Book Club Suggestions - Short Novels (under 250 pages)
Whereabouts
by Jhumpa Lahiri

In the arc of one year, an unnamed narrator in an unnamed city, in the middle of her life’s journey, realizes that she’s lost her way. The city she calls home acts as a companion and interlocutor: traversing the streets around her house, and in parks, piazzas, museums, stores, and coffee bars, she feels less alone.
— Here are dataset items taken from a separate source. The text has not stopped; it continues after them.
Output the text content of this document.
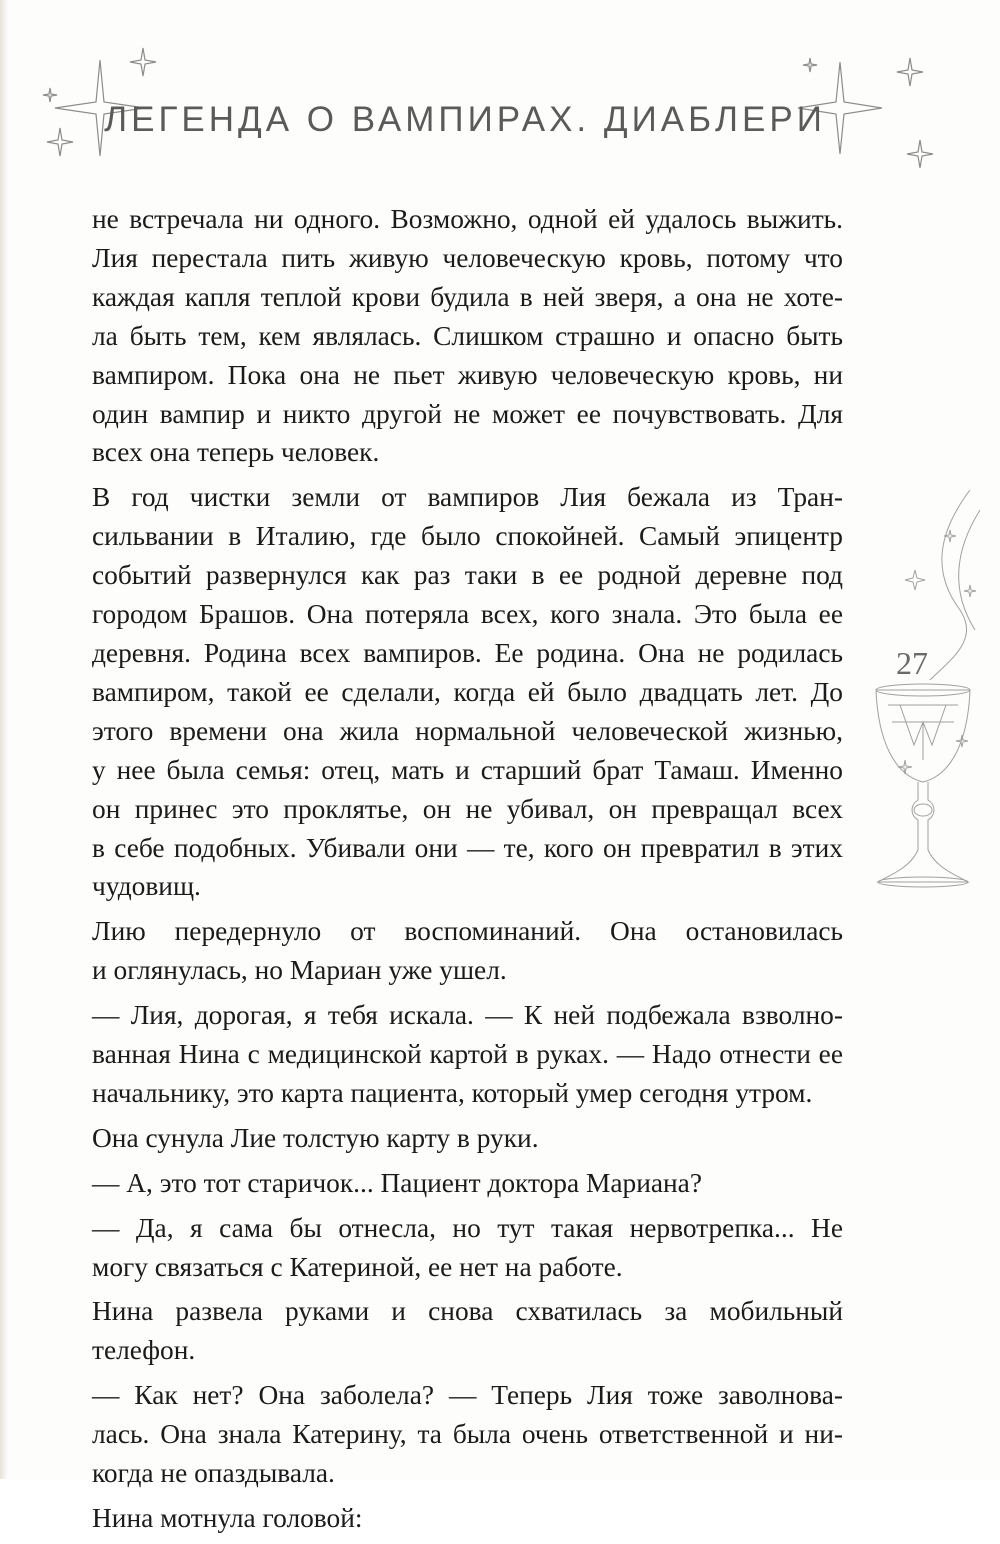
ЛЕГЕНДА О ВАМПИРАХ. ДИАБЛЕРИ
не встречала ни одного. Возможно, одной ей удалось выжить.
Лия перестала пить живую человеческую кровь, потому что
каждая капля теплой крови будила в ней зверя, а она не хоте-
ла быть тем, кем являлась. Слишком страшно и опасно быть
вампиром. Пока она не пьет живую человеческую кровь, ни
один вампир и никто другой не может ее почувствовать. Для
всех она теперь человек.
В год чистки земли от вампиров Лия бежала из Тран-
сильвании в Италию, где было спокойней. Самый эпицентр
событий развернулся как раз таки в ее родной деревне под
городом Брашов. Она потеряла всех, кого знала. Это была ее
деревня. Родина всех вампиров. Ее родина. Она не родилась
вампиром, такой ее сделали, когда ей было двадцать лет. До
этого времени она жила нормальной человеческой жизнью,
у нее была семья: отец, мать и старший брат Тамаш. Именно
он принес это проклятье, он не убивал, он превращал всех
в себе подобных. Убивали они — те, кого он превратил в этих
чудовищ.
Лию передернуло от воспоминаний. Она остановилась
и оглянулась, но Мариан уже ушел.
— Лия, дорогая, я тебя искала. — К ней подбежала взволно-
ванная Нина с медицинской картой в руках. — Надо отнести ее
начальнику, это карта пациента, который умер сегодня утром.
Она сунула Лие толстую карту в руки.
— А, это тот старичок... Пациент доктора Мариана?
— Да, я сама бы отнесла, но тут такая нервотрепка... Не
могу связаться с Катериной, ее нет на работе.
Нина развела руками и снова схватилась за мобильный
телефон.
— Как нет? Она заболела? — Теперь Лия тоже заволнова-
лась. Она знала Катерину, та была очень ответственной и ни-
когда не опаздывала.
Нина мотнула головой:
27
We follow her to the pool she frequents, and to the train station that leads to her mother, who is mired in her own solitude after her husband’s untimely death. Among those who appear on this woman’s path are colleagues with whom she feels ill at ease, casual acquaintances, and “him,” a shadow who both consoles and unsettles her. Until one day at the sea, both overwhelmed and replenished by the sun’s vital heat, her perspective will abruptly change.
 
This is the first novel Lahiri has written in Italian and translated into English. By grafting herself onto a new literary language, Lahiri has pushed herself to a new level of artistic achievement.
 
 
Weather
by Jenny Offill

Lizzie works in the library of a university where she was once a promising graduate student. Her side hustle is answering the letters that come in to Hell and High Water, the doom-laden podcast hosted by her former mentor. At first it suits her, this chance to practice her other calling as an unofficial shrink—she has always played this role to her divorced mother and brother recovering from addiction—but soon Lizzie finds herself struggling to strike the obligatory note of hope in her responses. The reassuring rhythms of her life as a wife and mother begin to falter as her obsession with disaster psychology and people preparing for the end of the world grows. A marvelous feat of compression, a mix of great feeling and wry humor, Weather is an electrifying encounter with one of the most gifted writers at work today.
 
My Name is Lucy Barton
by Elizabeth Strout

Lucy Barton is recovering slowly from what should have been a simple operation. Her mother, to whom she hasn’t spoken for many years, comes to see her. Gentle gossip about people from Lucy’s childhood in Amgash, Illinois, seems to reconnect them, but just below the surface lie the tension and longing that have informed every aspect of Lucy’s life: her escape from her troubled family, her desire to become a writer, her marriage, her love for her two daughters. Knitting this powerful narrative together is the brilliant storytelling voice of Lucy herself: keenly observant, deeply human, and truly unforgettable.